Storage and Reheating
Store leftover soup in the refrigerator for up to 4 days in airtight containers. The flavors actually improve overnight as they meld together. Reheat gently over low heat, stirring frequently to prevent the cream from separating. Add a splash of extra bouillon or plant-based milk if the soup has thickened too much during storage. Freeze portions for up to 3 months, but note that cream-based soups may separate slightly when thawed – simply whisk or blend to restore smooth texture.
Make-Ahead Strategies
Prepare the mushroom and onion base up to 2 days ahead, storing it covered in the refrigerator. When ready to serve, reheat the base and add the cream and bouillon, simmering as directed. The soup can be completely made 4-6 hours ahead and kept warm in a slow cooker on low heat, stirring occasionally. Fresh garnishes like thyme, lemon, and cheese should always be added just before serving for the best flavor and presentation.
Recipe Scaling
This recipe doubles or triples easily for entertaining – just use a larger pot and increase simmering time by 5-10 minutes for larger batches. For single servings, halve all ingredients and use a smaller saucepan, reducing cooking times slightly. Presentation tip: Serve in warmed bowls and drizzle with good olive oil for restaurant-style plating.

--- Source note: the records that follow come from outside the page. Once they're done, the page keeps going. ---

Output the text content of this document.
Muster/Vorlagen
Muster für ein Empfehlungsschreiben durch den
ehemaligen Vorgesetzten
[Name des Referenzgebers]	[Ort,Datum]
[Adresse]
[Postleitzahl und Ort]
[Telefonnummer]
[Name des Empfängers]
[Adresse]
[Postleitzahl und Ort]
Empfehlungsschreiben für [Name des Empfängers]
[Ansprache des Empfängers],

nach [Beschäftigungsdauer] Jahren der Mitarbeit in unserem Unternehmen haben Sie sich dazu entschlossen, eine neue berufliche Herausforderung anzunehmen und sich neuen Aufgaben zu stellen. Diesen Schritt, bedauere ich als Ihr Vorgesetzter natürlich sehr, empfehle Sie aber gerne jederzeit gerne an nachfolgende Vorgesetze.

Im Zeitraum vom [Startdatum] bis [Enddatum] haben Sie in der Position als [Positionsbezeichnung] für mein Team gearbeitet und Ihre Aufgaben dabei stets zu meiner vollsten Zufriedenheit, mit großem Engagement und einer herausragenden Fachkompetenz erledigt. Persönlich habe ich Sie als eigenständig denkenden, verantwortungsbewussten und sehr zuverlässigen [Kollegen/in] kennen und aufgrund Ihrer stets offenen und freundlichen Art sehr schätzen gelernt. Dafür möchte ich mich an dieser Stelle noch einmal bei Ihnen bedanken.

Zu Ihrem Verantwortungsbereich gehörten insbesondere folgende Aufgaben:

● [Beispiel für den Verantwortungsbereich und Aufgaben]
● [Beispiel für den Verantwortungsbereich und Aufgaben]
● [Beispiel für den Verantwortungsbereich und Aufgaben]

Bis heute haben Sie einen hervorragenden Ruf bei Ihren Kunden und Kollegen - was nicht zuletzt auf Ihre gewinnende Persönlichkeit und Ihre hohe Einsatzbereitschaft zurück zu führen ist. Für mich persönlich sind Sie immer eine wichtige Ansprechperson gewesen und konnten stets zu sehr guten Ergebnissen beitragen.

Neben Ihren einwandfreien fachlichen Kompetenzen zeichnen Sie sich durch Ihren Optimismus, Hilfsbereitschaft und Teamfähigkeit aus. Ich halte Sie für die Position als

This creamy mushroom soup with lemon and thyme proves that the most satisfying meals often come from the simplest ingredients treated with care and attention. The combination of earthy mushrooms, aromatic herbs, and bright citrus creates a bowl of pure comfort that feels both familiar and sophisticated, making it the perfect addition to your repertoire of go-to recipes that never fail to impress.